3.1 KiB
Scene 5 — DENY: Rate Limit Exceeded
Policy rule: Rate limiting (max N calls per minute per agent/tool) Expected result: First calls ALLOW, then DENY after threshold
Presentation Rule
Language: All AI narration and communication during scenes must be in English.
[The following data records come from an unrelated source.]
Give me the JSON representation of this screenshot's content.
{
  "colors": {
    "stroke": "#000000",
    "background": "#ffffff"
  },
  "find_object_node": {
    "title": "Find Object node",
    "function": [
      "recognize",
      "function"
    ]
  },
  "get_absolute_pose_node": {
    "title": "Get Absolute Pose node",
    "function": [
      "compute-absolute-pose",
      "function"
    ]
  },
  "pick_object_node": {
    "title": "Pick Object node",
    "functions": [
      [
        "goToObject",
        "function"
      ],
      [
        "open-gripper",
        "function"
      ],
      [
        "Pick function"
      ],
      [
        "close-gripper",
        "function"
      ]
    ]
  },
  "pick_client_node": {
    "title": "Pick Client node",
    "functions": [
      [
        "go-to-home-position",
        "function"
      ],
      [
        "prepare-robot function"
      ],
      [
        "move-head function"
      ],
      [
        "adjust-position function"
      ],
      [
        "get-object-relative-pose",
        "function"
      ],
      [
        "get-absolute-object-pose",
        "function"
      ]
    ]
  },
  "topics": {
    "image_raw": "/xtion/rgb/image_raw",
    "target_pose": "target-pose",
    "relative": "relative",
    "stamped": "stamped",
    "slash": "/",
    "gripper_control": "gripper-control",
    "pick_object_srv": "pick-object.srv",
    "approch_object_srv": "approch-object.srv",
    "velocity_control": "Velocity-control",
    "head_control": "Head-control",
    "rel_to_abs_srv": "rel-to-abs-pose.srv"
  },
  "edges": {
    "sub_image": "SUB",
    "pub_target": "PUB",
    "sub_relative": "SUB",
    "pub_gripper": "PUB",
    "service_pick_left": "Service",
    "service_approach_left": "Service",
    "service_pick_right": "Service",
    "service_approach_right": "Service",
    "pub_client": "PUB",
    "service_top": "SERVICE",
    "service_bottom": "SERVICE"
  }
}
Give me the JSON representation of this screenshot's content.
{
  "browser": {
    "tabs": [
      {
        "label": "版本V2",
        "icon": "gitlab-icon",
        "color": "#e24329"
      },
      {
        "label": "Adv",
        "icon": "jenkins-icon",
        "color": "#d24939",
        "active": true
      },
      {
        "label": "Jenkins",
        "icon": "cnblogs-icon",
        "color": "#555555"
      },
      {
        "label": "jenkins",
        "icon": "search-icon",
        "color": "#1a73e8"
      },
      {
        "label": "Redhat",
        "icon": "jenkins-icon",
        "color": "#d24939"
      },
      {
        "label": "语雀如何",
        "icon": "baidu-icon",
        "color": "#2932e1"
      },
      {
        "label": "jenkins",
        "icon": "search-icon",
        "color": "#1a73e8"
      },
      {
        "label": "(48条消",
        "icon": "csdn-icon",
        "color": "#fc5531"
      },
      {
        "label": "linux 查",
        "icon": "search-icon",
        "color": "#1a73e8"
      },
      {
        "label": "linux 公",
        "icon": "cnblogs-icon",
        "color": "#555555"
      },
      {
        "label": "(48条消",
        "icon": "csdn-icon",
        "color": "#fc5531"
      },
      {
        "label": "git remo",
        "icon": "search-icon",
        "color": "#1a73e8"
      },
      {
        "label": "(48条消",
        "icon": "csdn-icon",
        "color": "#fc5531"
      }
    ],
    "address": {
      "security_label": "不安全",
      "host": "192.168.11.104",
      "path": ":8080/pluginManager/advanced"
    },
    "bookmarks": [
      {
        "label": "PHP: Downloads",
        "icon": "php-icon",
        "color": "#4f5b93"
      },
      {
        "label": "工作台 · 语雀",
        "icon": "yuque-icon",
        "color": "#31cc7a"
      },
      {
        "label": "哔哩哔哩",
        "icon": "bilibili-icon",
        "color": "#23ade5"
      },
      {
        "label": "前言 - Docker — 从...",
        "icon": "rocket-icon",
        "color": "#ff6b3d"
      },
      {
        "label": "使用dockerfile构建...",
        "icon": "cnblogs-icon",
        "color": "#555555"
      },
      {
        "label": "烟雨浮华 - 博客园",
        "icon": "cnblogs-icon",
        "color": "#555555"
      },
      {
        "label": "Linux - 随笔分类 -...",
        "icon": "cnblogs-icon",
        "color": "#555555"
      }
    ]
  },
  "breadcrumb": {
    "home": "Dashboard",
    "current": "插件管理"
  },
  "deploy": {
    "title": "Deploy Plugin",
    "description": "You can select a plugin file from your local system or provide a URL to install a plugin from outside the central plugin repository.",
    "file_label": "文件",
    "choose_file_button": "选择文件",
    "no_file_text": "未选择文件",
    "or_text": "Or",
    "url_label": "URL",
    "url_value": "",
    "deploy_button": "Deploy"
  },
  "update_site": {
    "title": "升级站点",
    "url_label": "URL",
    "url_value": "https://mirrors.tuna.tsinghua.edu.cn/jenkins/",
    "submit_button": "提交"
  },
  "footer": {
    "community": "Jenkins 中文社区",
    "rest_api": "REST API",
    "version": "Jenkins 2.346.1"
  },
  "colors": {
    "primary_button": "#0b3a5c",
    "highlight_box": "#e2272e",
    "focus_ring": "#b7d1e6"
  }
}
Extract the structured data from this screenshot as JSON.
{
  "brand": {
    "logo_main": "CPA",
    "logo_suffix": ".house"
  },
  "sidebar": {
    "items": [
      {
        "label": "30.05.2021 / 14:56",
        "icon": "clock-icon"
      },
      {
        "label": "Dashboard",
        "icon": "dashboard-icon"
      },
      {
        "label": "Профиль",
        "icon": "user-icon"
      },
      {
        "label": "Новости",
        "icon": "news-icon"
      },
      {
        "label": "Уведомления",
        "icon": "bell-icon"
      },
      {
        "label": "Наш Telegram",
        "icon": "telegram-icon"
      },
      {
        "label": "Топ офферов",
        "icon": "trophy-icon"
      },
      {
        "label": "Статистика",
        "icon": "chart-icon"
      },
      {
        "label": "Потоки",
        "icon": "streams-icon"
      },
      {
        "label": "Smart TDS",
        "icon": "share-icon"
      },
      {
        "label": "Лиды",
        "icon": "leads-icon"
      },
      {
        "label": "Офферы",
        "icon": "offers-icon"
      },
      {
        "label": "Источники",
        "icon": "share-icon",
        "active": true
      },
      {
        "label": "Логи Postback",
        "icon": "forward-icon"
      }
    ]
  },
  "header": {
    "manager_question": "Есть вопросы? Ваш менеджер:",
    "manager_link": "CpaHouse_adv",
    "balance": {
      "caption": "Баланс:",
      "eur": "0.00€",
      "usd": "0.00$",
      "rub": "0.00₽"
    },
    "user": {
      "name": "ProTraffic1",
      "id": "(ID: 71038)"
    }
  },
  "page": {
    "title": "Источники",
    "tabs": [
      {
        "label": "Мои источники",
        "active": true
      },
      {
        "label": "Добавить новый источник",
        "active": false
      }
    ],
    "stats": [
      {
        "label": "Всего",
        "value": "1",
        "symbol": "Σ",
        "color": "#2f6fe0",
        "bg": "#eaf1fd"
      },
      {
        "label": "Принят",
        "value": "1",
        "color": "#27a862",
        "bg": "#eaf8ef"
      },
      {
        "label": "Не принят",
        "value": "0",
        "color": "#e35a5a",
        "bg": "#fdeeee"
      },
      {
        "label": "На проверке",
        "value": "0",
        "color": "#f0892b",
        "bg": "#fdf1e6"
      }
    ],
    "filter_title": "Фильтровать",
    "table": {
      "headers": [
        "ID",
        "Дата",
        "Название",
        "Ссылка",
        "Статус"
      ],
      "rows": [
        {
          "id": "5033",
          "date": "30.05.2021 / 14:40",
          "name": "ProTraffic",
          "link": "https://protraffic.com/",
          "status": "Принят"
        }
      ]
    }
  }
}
The AI must narrate every interaction with the gateway in detail. Before calling the gateway, explain what it is about to do, which endpoint it will call, what payload it will send, and what it expects to happen. After receiving the response, explain what the gateway returned, what the decision means, and why it matters. The goal is to make the audience understand exactly what is happening between the AI and the gateway at every step.
Communication Flow
sequenceDiagram
participant AI as AI Agent
participant GW as Gateway
participant PE as Policy Engine
participant DB as Database Service
loop Requests 1–30 (within limit)
AI->>GW: POST /api/gateway/execute<br/>{tool: db.queryReadonly, action: query}
GW->>PE: Evaluate policy rules
PE->>PE: Rate limit check: 1/30 → 30/30 ✓
PE-->>GW: Decision: ALLOW
GW->>DB: Execute query
DB-->>GW: Result
GW-->>AI: 200 OK {decision: ALLOW}
end
AI->>GW: POST /api/gateway/execute<br/>{tool: db.queryReadonly, action: query}
GW->>PE: Evaluate policy rules
PE->>PE: Rate limit check: 31/30 ✗
PE-->>GW: Decision: DENY
Note over GW,DB: Request never reaches Database
GW->>GW: Write audit entry
GW-->>AI: 200 OK {decision: DENY,<br/>reason: "Rate limit exceeded"}
Demo Script
Presenter says: "What if the AI enters a loop and hammers the database with queries? Rate limiting kicks in automatically."
Action — Burst Queries
Issue multiple requests in quick succession:
"Run these 5 database queries one after another:
- SELECT * FROM users
- SELECT * FROM orders
- SELECT * FROM products
- SELECT * FROM sessions
- SELECT * FROM audit_log"
Or, for a more dramatic demo, ask Claude to repeatedly query:
"Query the database for active users. Do it 35 times to stress-test."
Expected Response
First ~30 calls return ALLOW. Then:
{
"request_id": "req-...",
"decision": "deny",
"reason": "Rate limit exceeded",
"matched_rule": "rate-limit-default"
}
What This Proves
- AI agents are rate-limited just like any API client
- State is tracked server-side (in-memory counter) — the AI cannot reset or bypass it
- The policy engine itself is stateless: the gateway injects
context.rate = { current: N, limit: M }and the rule just compares - Follows OPA pattern: state outside, decision inside
- Prevents runaway loops, DoS-like behavior, and cost amplification
Technical Note
The rate limit config from policies.yaml:
- Default: 30 calls/minute per agent/tool
db.queryReadonly: 60 calls/minute (higher threshold for reads)
Transition to Next Scene
"Rate limits protect against volume. But what about timing? Should we allow deploys at 2 AM?"